Accepting help does not diminish me in any way. In fact, it was a great bonding opportunity with my friends and family. I got flowers, homemade meals, babysitting help, and a bunch of hilariously inappropriate texts and memes that made me laugh so hard it hurt my stitches. It made people feel good to help, and they know I would do the same for them in a heartbeat. More than one person talked about how I had helped them, and they were glad to return the favor.
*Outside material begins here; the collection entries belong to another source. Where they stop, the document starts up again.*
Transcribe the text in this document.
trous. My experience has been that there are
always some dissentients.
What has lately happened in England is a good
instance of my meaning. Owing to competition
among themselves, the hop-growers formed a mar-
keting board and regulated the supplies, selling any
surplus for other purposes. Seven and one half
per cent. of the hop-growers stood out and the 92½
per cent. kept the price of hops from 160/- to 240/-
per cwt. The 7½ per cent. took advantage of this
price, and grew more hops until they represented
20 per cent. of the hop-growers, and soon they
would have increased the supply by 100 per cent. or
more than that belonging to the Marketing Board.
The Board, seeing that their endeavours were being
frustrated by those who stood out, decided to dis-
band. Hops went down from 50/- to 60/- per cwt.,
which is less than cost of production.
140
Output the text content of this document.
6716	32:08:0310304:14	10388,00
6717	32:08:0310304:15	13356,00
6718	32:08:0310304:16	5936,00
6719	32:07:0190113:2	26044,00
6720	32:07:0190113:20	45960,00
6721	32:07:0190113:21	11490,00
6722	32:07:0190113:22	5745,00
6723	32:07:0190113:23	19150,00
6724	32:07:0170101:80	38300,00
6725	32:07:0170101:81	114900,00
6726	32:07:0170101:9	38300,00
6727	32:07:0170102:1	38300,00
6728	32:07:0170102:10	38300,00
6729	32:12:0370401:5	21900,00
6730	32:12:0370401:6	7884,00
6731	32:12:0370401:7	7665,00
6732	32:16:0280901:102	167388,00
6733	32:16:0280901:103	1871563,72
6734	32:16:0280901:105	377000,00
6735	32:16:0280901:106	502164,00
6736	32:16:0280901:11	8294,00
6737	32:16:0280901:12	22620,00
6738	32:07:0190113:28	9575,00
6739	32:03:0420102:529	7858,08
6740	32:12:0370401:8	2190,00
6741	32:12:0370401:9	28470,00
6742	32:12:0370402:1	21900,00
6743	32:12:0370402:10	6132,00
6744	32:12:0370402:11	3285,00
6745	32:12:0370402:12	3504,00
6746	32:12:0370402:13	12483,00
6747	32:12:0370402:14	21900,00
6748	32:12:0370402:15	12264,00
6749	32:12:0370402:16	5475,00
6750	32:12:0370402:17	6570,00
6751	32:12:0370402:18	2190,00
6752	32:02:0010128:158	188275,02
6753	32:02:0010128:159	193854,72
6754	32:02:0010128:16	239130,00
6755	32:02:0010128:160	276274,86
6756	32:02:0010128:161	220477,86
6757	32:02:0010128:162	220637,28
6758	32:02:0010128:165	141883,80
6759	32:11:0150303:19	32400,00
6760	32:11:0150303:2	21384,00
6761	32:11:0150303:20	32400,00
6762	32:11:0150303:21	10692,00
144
I had always hated the idea of “burdening” anyone with my problems, but now I realize I was denying people the opportunity to connect with me. Want to visit? Great! Come see me at my disheveled, sore, post-op messy best, and I don’t even mind. The outpouring of love was wonderful, and I am so grateful that I was not too stubborn or stupid to let it warm my heart and soul.
Let Someone Else Be Your Doctor
I knew our pediatrician was the most amazing doc ever when she introduced herself with compassion and love and pointed at my newborn daughter and informed me, “You are not her doctor.” We all need an objective person in our lives! Kind of like the one who thought I needed to go to the OR when I was secretly hoping it was just indigestion. Get a doctor. Have check-ups. Because as a caretaker, the first person you need to take care of is yourself!